Así es. Se nos fue el 2016. ¡Qué año! Pasó de todo.

Con reforma tributaria firmada y publicada, en el 2017 vamos a cumplirla. A regañadientes, seguramente, pero nada que hacer. Hay que estar atentos para conocer el rumbo de los millones que se comenzarán a recolectar por parte de las autoridades. En qué se invierten o cómo éstas se evaporan con sus ya recurrentes investigaciones exhaustivas y declaraciones a diestra y siniestra donde se nos dice, palabras más, palabras menos, que no temblará la mano para castigar a los culpables, mientras los impunes sonríen en medio de sus celebraciones al ‘coronar’ un nuevo ilícito.

Y ahí vamos. Leemos de una iniciativa popular que busca rebajar el ingreso de los congresistas en nuestro país, la cual seguramente será firmada por miles y miles de ciudadanos, pero que, vaya paradoja, de prosperar, tendrá que ser ratificada para que siga su curso normal, ¿saben por quiénes?

Y mientras tanto, despedimos el año aferrados a la idea de una Bogotá mejor. No hay que perder el optimismo aunque surjan preguntas de cómo lograr que esta caótica y extensa ciudad, le gane el pulso a los ganosos. A los que alquilan los andenes a los informales. A los que han montado negocios en portales, paraderos y buses de Transmilenio. A los que reparten legiones de desplazados en puentes y calles para lucrarse de ellos con las limosnas obtenidas. A los que con indolencia arrojan basuras, llantas, residuos tóxicos, etc. A los vivos que venden puestos en las interminables colas. A los que a cada momento nos quieren acobardar a punta de gritos y en medio de improperios con la recurrente expresión: usted no sabe quién soy yo.
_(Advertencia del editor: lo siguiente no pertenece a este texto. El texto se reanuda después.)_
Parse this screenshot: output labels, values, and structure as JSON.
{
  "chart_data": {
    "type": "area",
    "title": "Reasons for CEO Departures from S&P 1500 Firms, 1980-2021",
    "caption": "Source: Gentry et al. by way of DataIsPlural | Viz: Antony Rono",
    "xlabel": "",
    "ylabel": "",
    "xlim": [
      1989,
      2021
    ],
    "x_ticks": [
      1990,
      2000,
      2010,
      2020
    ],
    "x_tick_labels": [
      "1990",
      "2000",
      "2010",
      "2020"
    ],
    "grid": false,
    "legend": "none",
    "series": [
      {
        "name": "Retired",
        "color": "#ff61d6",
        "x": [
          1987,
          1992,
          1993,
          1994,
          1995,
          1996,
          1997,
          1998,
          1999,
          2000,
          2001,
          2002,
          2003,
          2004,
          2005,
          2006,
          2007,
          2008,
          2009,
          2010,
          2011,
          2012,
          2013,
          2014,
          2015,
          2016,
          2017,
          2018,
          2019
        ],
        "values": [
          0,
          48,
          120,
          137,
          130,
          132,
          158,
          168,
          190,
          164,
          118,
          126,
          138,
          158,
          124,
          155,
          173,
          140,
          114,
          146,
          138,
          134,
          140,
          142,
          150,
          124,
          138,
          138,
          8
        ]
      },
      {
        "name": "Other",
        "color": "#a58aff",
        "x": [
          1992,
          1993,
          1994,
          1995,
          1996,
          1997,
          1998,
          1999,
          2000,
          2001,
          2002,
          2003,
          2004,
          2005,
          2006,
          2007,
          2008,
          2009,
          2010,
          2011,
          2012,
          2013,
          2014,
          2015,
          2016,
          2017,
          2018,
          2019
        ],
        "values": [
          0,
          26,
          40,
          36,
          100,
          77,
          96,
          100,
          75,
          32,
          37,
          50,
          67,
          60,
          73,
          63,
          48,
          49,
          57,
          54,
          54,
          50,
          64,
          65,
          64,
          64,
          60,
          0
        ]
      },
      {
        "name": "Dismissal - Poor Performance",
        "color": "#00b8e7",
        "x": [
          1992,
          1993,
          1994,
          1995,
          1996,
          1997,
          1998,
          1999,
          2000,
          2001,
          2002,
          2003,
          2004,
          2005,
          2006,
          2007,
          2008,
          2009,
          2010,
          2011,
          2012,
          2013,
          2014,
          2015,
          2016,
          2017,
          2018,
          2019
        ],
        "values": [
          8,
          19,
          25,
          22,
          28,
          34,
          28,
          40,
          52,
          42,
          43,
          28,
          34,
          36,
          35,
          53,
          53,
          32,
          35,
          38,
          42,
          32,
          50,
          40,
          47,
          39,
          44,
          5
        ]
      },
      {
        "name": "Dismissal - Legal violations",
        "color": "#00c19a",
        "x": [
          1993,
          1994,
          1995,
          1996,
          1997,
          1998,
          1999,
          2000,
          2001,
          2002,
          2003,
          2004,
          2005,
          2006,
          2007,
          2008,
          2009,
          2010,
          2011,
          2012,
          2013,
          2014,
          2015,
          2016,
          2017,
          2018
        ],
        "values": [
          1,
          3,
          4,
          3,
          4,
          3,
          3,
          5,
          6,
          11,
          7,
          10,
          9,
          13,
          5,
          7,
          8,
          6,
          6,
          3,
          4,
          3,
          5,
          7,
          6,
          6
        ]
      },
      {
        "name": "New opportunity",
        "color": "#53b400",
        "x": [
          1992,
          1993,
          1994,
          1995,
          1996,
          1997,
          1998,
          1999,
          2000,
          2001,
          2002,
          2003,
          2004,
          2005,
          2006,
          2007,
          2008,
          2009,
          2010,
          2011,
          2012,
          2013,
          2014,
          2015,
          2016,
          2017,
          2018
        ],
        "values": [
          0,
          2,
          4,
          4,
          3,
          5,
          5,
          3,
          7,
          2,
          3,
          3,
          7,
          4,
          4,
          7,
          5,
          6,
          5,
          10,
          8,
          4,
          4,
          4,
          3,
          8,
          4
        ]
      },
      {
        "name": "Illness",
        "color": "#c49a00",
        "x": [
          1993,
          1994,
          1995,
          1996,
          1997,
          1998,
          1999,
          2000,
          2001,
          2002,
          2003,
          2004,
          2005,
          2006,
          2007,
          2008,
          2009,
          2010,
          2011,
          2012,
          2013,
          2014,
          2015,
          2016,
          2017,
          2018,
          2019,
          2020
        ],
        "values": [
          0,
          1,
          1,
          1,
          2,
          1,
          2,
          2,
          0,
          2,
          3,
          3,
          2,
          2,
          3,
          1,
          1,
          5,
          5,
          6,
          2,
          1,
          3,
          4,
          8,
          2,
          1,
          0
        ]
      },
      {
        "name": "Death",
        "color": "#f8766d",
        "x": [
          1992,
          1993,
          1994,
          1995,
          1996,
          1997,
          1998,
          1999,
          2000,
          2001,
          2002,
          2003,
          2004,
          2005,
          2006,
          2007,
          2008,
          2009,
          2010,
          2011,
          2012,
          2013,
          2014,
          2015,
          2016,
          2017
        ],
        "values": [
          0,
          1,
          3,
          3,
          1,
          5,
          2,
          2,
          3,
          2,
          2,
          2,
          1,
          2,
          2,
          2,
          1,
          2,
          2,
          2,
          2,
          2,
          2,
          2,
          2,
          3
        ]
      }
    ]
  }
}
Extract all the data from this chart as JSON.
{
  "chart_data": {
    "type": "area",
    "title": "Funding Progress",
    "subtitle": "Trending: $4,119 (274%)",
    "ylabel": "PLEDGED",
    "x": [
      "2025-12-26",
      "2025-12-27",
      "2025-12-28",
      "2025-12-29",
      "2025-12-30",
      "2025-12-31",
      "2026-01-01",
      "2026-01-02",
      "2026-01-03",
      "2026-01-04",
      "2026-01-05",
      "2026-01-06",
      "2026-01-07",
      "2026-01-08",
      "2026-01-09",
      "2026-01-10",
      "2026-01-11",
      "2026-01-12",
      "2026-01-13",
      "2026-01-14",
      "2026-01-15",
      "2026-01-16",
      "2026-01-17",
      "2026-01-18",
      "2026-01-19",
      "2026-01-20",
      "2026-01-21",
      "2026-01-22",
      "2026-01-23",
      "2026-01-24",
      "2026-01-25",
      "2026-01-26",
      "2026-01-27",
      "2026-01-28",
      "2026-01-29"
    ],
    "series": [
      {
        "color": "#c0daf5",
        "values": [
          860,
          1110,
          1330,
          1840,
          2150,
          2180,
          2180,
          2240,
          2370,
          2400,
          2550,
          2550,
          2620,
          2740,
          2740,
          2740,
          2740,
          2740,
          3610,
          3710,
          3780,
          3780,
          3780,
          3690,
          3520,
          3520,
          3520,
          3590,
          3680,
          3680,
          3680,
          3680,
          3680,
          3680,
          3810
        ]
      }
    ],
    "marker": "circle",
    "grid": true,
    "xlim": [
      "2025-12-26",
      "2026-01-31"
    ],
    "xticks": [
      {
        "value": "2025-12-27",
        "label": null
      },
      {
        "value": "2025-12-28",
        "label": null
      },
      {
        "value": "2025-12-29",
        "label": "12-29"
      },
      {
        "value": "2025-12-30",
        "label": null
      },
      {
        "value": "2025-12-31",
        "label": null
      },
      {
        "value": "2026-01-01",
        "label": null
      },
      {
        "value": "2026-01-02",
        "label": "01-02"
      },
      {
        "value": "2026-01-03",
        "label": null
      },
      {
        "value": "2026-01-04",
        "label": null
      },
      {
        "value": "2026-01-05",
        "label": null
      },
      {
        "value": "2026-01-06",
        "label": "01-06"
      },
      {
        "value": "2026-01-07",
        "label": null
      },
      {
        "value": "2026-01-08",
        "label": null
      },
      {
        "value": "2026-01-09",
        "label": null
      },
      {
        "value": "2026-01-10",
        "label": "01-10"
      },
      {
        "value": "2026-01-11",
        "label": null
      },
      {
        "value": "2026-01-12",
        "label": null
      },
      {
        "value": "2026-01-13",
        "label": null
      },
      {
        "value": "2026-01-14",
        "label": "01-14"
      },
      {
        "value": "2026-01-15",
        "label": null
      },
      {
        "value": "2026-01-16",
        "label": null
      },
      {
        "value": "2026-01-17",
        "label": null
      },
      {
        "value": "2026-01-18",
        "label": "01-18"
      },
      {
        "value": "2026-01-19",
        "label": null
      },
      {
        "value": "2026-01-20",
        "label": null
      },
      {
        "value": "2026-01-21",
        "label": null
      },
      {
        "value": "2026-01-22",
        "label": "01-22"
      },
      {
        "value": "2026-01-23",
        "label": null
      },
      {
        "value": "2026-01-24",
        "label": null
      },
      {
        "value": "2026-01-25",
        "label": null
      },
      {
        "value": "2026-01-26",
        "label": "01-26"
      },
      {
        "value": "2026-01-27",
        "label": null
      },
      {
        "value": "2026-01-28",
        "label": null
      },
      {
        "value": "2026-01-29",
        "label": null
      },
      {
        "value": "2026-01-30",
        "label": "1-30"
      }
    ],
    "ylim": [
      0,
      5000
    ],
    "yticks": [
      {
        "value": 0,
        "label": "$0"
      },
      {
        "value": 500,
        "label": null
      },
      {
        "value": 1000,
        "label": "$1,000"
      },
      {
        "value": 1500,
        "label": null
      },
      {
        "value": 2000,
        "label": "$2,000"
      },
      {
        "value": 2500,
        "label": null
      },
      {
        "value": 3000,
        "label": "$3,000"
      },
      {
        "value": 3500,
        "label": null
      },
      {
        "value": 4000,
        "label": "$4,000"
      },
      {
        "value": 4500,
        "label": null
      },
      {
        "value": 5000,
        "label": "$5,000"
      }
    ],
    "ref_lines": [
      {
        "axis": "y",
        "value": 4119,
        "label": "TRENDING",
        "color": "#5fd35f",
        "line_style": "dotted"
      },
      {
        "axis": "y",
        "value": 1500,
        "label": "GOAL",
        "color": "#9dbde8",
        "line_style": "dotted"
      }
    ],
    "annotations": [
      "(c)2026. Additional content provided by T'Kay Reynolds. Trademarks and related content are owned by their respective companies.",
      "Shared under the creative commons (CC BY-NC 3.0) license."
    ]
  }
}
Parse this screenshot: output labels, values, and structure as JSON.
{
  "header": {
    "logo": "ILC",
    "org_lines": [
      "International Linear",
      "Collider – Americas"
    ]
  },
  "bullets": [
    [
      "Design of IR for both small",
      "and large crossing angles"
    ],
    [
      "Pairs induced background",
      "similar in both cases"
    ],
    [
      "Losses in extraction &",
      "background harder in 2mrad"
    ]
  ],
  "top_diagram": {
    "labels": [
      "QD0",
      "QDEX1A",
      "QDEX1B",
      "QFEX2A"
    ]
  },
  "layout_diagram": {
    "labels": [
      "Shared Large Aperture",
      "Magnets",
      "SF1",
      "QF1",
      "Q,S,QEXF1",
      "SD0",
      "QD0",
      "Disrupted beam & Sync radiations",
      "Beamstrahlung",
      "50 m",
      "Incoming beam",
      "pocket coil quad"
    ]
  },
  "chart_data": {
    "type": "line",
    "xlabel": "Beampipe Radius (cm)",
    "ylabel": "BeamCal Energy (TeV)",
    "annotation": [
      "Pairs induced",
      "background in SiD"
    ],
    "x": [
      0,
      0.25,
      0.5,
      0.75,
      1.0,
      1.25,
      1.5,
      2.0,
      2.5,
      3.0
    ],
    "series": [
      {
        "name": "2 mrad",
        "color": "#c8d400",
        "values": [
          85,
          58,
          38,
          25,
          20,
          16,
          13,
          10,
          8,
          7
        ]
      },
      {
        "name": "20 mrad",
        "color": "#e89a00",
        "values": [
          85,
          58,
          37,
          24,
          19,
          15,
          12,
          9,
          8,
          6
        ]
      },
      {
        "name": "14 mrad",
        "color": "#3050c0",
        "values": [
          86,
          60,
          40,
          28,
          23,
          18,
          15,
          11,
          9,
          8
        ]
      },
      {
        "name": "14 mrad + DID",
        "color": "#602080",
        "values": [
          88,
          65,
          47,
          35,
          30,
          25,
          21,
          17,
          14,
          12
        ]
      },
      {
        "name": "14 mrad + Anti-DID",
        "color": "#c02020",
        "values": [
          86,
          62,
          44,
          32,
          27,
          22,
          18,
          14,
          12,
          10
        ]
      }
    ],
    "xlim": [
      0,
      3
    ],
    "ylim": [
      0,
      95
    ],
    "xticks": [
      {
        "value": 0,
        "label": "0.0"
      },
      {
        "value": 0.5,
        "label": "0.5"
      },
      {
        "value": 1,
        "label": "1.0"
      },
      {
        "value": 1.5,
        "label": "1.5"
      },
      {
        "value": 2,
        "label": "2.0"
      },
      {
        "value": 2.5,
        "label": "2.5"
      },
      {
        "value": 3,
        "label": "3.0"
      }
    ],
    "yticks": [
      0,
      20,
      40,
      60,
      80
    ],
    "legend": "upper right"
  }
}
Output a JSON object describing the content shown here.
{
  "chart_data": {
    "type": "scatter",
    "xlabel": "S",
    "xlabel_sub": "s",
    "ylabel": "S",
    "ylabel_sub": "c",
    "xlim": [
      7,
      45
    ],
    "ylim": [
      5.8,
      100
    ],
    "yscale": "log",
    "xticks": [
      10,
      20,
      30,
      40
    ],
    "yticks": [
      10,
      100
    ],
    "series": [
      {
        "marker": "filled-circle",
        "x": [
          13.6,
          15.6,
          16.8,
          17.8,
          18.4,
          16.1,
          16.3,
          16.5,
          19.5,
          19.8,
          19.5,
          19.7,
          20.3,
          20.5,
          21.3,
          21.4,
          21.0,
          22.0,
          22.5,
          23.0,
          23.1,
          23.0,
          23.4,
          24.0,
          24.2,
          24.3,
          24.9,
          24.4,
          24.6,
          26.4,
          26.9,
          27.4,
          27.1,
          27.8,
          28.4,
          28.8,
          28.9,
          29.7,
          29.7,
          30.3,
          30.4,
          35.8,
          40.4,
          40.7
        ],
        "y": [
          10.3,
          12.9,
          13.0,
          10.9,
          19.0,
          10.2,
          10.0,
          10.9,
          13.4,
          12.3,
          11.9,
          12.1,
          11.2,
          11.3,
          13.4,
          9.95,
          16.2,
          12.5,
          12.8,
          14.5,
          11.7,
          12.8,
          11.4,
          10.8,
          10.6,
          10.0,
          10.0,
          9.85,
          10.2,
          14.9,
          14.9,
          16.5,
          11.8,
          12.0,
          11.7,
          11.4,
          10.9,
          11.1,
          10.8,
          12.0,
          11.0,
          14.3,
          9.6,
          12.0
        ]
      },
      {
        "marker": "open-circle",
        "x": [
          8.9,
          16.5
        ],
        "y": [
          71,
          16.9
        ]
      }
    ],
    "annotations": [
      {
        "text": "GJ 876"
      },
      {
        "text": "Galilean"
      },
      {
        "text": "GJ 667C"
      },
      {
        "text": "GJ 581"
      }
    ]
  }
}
A los que  (aquí, usted, amable lector, puede enumerar las que se le vengan a la mente y le aseguro que nos seguiremos quedando corticos).

Pero, ¿se puede enderezar una ciudad como esta, en la que ni siquiera sabemos cuántos son sus habitantes?

Yo tengo el poder

Hay necesidades que no dan espera.

En días pasados, sábado 4 de diciembre, caminando con mi hijo (10 años) por el centro de la ciudad, el pequeño me manifestó su urgencia por entrar a un baño. Que si se puede esperar, pregunta uno como padre atribulado y que conoce lo que puede suceder en una ciudad que adolece de baños públicos. “No señor”, fue su respuesta. Ahí empezó el calvario. Piensa, piensa, piensa, me dije, mientras apretábamos el paso. En esas estaba, cuando llegamos al edificio Bicentenario en la carrera 4ª a escasos metros de la Avenida Jiménez, que ofrece, entre sus muchos servicios, un hotel y una plazoleta de comidas. A esa última me dirigí. Eran ya pasadas las tres de la tarde y cuando ingresamos, dos vigilantes nos cerraron el paso. No valieron razones ni explicaciones. Su indolencia y cierto dejo de superioridad, mostraron su cara menos amable. “Busque otro sitio o llévelo al parque”, fue la respuesta. Por fortuna, metros más adelante, en el edificio Continental, nos prestaron el servicio.

Así que de qué nos quejamos, pienso, del fuerte olor a orina que se respira en las calles de la ciudad. Sin baños públicos y ante respuestas como la anterior, o como las que nos ha tocado vivir en diversas ocasiones y que van desde “no señor, el baño no lo prestamos” o, “no hay agua”, Bogotá nos sigue debiendo un mejor trato. ¿O será que sus autoridades nunca han tenido una urgencia o a ellos si les prestan las llaves?

Felices fiestas para todos y prudencia. A celebrar sin excesos el cierre del año. El 2017 nos espera.